Invited Lecture – Nenad Ban

We are investigating bacterial and eukaryotic ribosomes and their functional complexes to obtain insights into the process of protein synthesis. Building on our studies aimed at revealing the structures of eukaryotic cytosolic and mitochondrial ribosomes, we are now investigating eukaryotic translation initiation, targeting of proteins to membranes, regulation of protein synthesis, and how viruses reprogram host translation. Previously, we studied how Hepatitis C virus genomic RNA can bind mammalian ribosomes to achieve translation of viral mRNAs in the absence of some canonical cellular translation initiation factors (Quade et al. 2015). With our recent research activities we contributed to the understanding of how SARS-CoV-2, the virus that is responsible for the COVID-19 pandemic, shuts off host translation to prevent cellular defence mechanisms against the virus (Schubert et al. 2020). Furthermore, using a combination of cryo-electron microsocpy and biochemical assays we also investigated the mechanism of programmed ribosomal frameshifting, one of the key events during translation of the SARS-CoV-2 RNA genome that leads to synthesis of the viral RNA-dependent RNA polymerase and downstream viral proteins (Bhat et al. 2020). 

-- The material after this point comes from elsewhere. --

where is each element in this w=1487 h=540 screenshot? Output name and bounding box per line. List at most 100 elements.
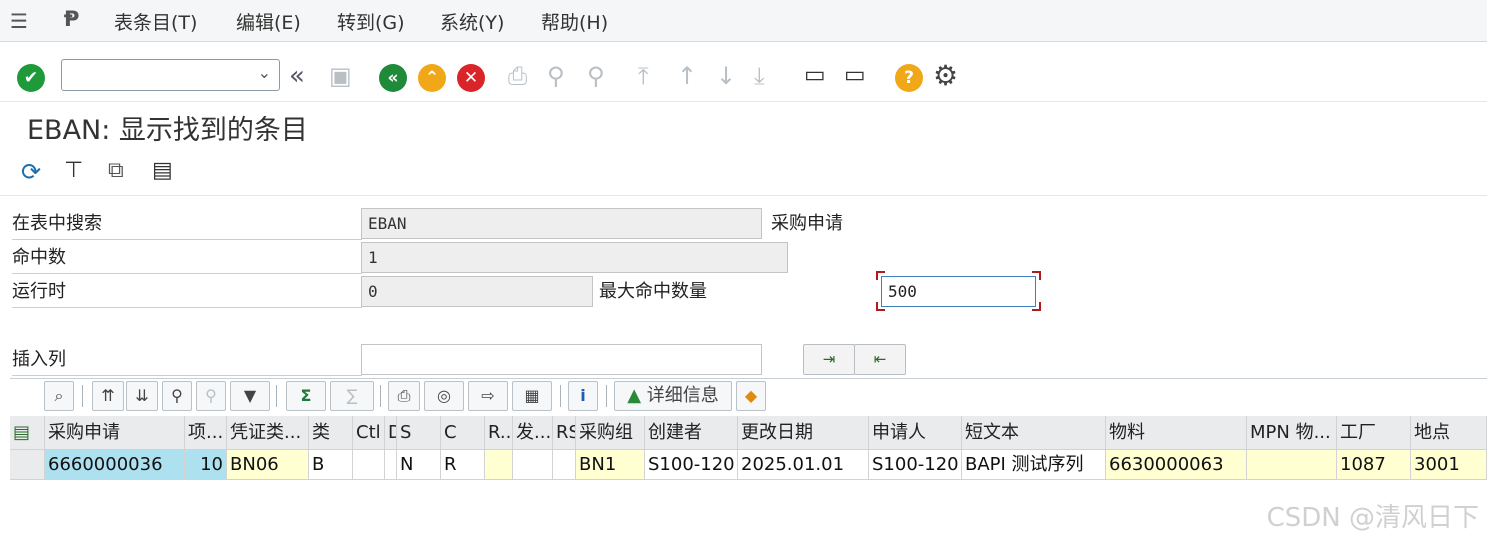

• Quade N, Boehringer D, Leibundgut M, van den Heuvel J, Ban N. Cryo-EM structure of Hepatitis C virus IRES bound to the human ribosome at 3.9-Å resolution. Nat. Commun. 2015, 6, 7646.
• Schubert K, Karousis ED, Jomaa A, Scaiola A, Echeverria B, Gurzeler LA, Leibundgut M, Thiel V, Mühlemann O, Ban N. (2020) SARS-CoV-2 Nsp1 binds the ribosomal mRNA channel to inhibit translation. Nat. Struct. Mol. Biol. 2020, 27, 959-966.
• Bhatt PR, Scaiola A, Loughran G, Leibundgut M, Kratzel A, Meurs R, Dreos R, O'Connor KM, McMillan A, Bode JW, Thiel V, Gatfield D, Atkins JF, Ban N. (2021) Structural basis of ribosomal frameshifting during translation of the SARS-CoV-2 RNA genome. Science 2021, 372 (6548), 1306-1313.